Hydrogen storage in saline aquifers: The role of cushion gas for injection and production
Abstract
Hydrogen stored on a large scale in porous rocks helps alleviate the main drawbacks of intermittent renewable energy generation and will play a significant role as a fuel substitute to limit global warming. This study discusses the injection, storage and production of hydrogen in an open saline aquifer anticline using industry standard reservoir engineering software, and investigates the role of cushion gas, one of the main cost uncertainties of hydrogen storage in porous media. The results show that one well can inject and reproduce enough hydrogen in a saline aquifer anticline to cover 25% of the annual hydrogen energy required to decarbonise the domestic heating of East Anglia (UK). Cushion gas plays an important role and its injection in saline aquifers is dominated by brine displacement and accompanied by high pressures.

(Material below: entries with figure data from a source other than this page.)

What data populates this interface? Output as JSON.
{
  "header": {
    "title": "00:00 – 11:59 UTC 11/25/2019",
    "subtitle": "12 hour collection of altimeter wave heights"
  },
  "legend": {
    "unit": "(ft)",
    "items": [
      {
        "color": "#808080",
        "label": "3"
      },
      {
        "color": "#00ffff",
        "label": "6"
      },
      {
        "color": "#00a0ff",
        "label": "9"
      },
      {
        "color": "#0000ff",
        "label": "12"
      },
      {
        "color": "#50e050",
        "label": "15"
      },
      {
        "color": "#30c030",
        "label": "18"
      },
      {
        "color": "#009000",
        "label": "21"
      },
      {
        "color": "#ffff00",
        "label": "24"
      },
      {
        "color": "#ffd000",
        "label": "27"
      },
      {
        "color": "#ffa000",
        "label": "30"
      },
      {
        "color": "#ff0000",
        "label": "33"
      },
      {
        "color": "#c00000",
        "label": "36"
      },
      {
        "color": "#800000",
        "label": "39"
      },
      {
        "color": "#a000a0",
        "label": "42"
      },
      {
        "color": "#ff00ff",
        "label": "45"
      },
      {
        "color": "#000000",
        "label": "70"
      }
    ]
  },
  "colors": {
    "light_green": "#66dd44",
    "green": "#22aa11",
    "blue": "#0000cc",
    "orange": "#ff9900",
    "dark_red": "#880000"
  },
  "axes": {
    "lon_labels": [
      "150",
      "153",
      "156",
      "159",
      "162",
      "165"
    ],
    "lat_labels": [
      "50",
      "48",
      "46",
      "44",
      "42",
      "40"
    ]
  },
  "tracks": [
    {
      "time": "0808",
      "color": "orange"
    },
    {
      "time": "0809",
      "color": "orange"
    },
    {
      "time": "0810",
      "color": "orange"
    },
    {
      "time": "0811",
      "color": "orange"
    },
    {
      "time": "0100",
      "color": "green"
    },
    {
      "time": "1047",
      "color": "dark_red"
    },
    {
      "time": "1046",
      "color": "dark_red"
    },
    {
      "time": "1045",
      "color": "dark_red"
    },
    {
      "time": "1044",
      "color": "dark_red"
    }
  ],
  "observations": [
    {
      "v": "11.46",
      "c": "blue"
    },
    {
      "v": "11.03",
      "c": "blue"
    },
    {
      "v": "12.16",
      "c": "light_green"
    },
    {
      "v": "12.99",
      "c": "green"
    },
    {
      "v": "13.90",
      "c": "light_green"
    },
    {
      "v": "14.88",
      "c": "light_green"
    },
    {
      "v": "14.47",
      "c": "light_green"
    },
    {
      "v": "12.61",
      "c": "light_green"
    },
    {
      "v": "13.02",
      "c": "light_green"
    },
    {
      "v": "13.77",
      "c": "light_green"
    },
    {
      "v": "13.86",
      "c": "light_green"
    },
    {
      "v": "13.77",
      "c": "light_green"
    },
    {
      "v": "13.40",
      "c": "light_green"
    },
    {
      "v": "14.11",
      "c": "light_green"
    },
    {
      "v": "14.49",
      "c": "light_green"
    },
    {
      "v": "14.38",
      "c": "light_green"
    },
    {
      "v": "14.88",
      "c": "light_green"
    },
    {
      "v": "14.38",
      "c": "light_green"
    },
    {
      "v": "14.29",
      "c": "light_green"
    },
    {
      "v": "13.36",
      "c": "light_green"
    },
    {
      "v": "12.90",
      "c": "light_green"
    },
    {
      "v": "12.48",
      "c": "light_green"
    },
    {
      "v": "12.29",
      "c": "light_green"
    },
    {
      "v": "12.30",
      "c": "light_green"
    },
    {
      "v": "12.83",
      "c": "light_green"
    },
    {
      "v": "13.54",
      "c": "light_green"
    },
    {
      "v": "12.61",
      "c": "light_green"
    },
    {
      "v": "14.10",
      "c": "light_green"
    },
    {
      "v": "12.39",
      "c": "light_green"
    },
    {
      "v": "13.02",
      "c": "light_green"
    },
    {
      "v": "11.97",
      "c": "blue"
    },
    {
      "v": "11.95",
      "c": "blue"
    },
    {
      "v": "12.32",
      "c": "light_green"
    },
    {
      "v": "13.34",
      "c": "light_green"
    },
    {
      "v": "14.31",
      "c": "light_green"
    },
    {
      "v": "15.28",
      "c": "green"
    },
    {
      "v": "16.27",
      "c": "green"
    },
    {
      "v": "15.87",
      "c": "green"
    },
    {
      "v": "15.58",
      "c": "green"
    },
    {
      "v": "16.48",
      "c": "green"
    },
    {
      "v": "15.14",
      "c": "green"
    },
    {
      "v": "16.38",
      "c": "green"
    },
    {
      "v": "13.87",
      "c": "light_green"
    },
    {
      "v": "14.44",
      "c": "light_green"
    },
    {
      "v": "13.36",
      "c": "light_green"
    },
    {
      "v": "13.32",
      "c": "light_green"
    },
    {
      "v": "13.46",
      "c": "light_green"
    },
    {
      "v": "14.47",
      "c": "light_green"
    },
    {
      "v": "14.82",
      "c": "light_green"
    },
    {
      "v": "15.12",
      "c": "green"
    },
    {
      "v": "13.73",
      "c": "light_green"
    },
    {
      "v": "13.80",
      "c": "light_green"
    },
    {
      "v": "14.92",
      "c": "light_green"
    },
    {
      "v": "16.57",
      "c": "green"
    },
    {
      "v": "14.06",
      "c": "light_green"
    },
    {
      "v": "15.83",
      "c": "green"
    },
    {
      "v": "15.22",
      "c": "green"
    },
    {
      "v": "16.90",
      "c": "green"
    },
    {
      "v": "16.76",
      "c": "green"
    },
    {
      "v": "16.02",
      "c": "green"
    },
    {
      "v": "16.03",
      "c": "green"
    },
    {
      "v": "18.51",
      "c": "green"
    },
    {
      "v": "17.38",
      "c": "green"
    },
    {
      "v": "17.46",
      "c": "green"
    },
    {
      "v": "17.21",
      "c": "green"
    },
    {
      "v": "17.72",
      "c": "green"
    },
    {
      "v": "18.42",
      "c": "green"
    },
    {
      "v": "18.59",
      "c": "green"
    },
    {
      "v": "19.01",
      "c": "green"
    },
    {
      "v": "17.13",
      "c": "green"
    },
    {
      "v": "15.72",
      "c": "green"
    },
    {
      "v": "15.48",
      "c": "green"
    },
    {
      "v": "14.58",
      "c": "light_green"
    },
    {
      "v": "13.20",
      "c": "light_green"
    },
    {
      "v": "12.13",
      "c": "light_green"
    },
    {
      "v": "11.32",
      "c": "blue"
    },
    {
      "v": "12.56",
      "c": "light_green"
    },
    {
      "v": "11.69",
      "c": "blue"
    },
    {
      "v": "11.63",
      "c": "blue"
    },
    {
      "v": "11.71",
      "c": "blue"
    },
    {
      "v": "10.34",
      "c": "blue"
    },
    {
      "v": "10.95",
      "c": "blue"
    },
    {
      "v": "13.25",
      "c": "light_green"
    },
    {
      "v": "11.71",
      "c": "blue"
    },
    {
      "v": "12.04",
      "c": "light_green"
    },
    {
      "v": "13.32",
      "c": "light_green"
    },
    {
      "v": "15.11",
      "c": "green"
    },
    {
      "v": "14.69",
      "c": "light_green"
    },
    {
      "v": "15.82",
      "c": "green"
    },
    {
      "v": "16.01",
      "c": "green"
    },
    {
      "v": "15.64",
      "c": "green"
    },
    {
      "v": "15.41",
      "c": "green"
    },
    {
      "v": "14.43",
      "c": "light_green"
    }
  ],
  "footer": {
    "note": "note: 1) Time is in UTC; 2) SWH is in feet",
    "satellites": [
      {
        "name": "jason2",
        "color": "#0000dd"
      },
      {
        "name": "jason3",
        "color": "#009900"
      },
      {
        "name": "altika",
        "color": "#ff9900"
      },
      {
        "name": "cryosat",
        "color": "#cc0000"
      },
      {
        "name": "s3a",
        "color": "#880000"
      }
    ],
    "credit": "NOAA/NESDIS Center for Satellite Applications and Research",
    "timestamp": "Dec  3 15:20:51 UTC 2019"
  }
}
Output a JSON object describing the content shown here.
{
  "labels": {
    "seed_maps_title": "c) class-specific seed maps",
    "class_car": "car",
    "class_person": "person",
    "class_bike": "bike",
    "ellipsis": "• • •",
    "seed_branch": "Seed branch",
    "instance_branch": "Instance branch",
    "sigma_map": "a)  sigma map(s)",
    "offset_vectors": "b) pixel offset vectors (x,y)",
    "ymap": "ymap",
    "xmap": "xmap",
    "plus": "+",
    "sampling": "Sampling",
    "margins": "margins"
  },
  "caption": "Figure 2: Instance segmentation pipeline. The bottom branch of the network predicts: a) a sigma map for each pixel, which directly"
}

The required ratio of cushion gas to working gas depends strongly on geological parameters including reservoir depth, the shape of the trap, and reservoir permeability, which are investigated in this study. Generally, deeper reservoirs with high permeability are favoured. The study shows that the volume of cushion gas directly determines the working gas injection and production performance. It is concluded that a thorough investigation into the cushion gas requirement, taking into account cushion gas costs as well as the cost-benefit of cushion gas in place, should be an integral part of a hydrogen storage development plan in saline aquifers.